HavantGuard Thu 23-Jan-14 16:05:36

Surely it's really hard for a selective Grammar to get a good VA score.

Do you have other options nearby?

VivaLeBeaver Thu 23-Jan-14 16:06:41

Problem is there's nowhere better really. Other option got 46% of kids getting 5 gcses in this league table but two years ago it was 31%.

I can't keep boomeranging dd between the two depending who got the best results last year.

We had this in primary. Her school went downhill and failed its ofsted. I took her out and into another school. Was ok for two years then the head left. Had a shit year there, the first school had improved so I put her back there <sigh>. Its not fair on her.
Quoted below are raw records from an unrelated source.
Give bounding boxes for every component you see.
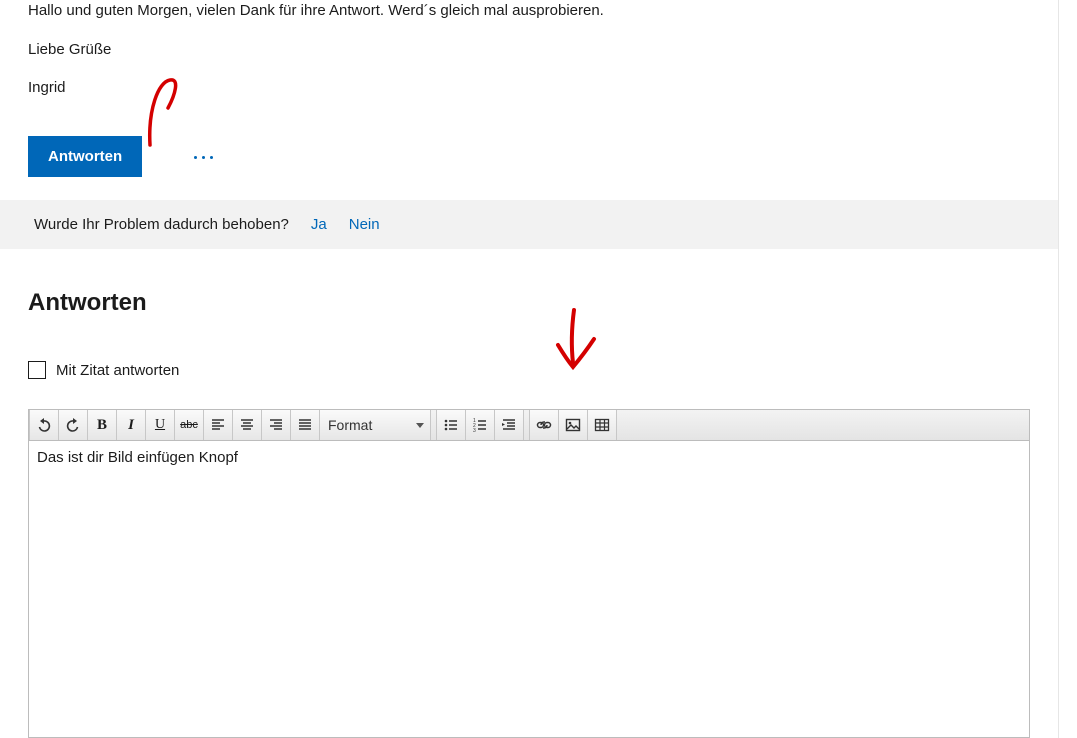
underline-icon: U (155, 417, 165, 433)
feedback-question: Wurde Ihr Problem dadurch behoben? (34, 216, 289, 233)
italic-icon: I (128, 417, 134, 434)
strikethrough-button[interactable]: abc (175, 410, 204, 440)
link-button[interactable] (530, 410, 559, 440)
align-left-button[interactable] (204, 410, 233, 440)
align-right-button[interactable] (262, 410, 291, 440)
ordered-list-button[interactable]: 123 (466, 410, 495, 440)
undo-button[interactable] (29, 410, 59, 440)
align-center-icon (239, 417, 255, 433)
post-line-1: Hallo und guten Morgen, vielen Dank für … (28, 0, 1058, 22)
align-right-icon (268, 417, 284, 433)
table-icon (594, 417, 610, 433)
chevron-down-icon (416, 423, 424, 428)
underline-button[interactable]: U (146, 410, 175, 440)
format-dropdown-label: Format (328, 417, 372, 433)
italic-button[interactable]: I (117, 410, 146, 440)
indent-icon (501, 417, 517, 433)
insert-image-button[interactable] (559, 410, 588, 440)
editor-textarea[interactable]: Das ist dir Bild einfügen Knopf (29, 441, 1029, 737)
unordered-list-button[interactable] (437, 410, 466, 440)
image-icon (565, 417, 581, 433)
format-dropdown[interactable]: Format (320, 410, 431, 440)
quote-checkbox[interactable] (28, 361, 46, 379)
post-signature-2: Ingrid (28, 78, 1058, 98)
feedback-no-link[interactable]: Nein (349, 216, 380, 233)
unordered-list-icon (443, 417, 459, 433)
post-signature-1: Liebe Grüße (28, 40, 1058, 60)
indent-button[interactable] (495, 410, 524, 440)
align-justify-icon (297, 417, 313, 433)
bold-icon: B (97, 417, 107, 434)
redo-button[interactable] (59, 410, 88, 440)
post-content: Hallo und guten Morgen, vielen Dank für … (28, 0, 1058, 98)
reply-button[interactable]: Antworten (28, 136, 142, 177)
more-actions-button[interactable] (194, 156, 213, 159)
reply-heading: Antworten (28, 289, 1030, 317)
quote-checkbox-label: Mit Zitat antworten (56, 362, 179, 379)
align-center-button[interactable] (233, 410, 262, 440)
ordered-list-icon: 123 (472, 417, 488, 433)
strikethrough-icon: abc (180, 419, 198, 431)
redo-icon (65, 417, 81, 433)
undo-icon (36, 417, 52, 433)
align-left-icon (210, 417, 226, 433)
link-icon (536, 417, 552, 433)
feedback-yes-link[interactable]: Ja (311, 216, 327, 233)
editor-toolbar: B I U abc Format (29, 410, 1029, 441)
feedback-bar: Wurde Ihr Problem dadurch behoben? Ja Ne… (0, 199, 1058, 249)
svg-text:3: 3 (473, 428, 476, 433)
rich-text-editor: B I U abc Format (28, 409, 1030, 738)
align-justify-button[interactable] (291, 410, 320, 440)
insert-table-button[interactable] (588, 410, 617, 440)
bold-button[interactable]: B (88, 410, 117, 440)
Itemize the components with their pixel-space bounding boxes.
VivaLeBeaver Thu 23-Jan-14 16:07:30

We're out of catchment for the better comps.

I think only thing we can do is pay for private tuition in gcse years.

HavantGuard Thu 23-Jan-14 16:16:03

I don't think that's a bad option. You need to make sure that you and she know what she is capable of, which isn't necessarily what the school think.

curlew Thu 23-Jan-14 16:38:21

"Higher attainers just means this school, and is not a national benchmark." I don't think that's right, is it? If it was, all comprehensive schools would have similar % of low, middle and high attainers. Which they don't.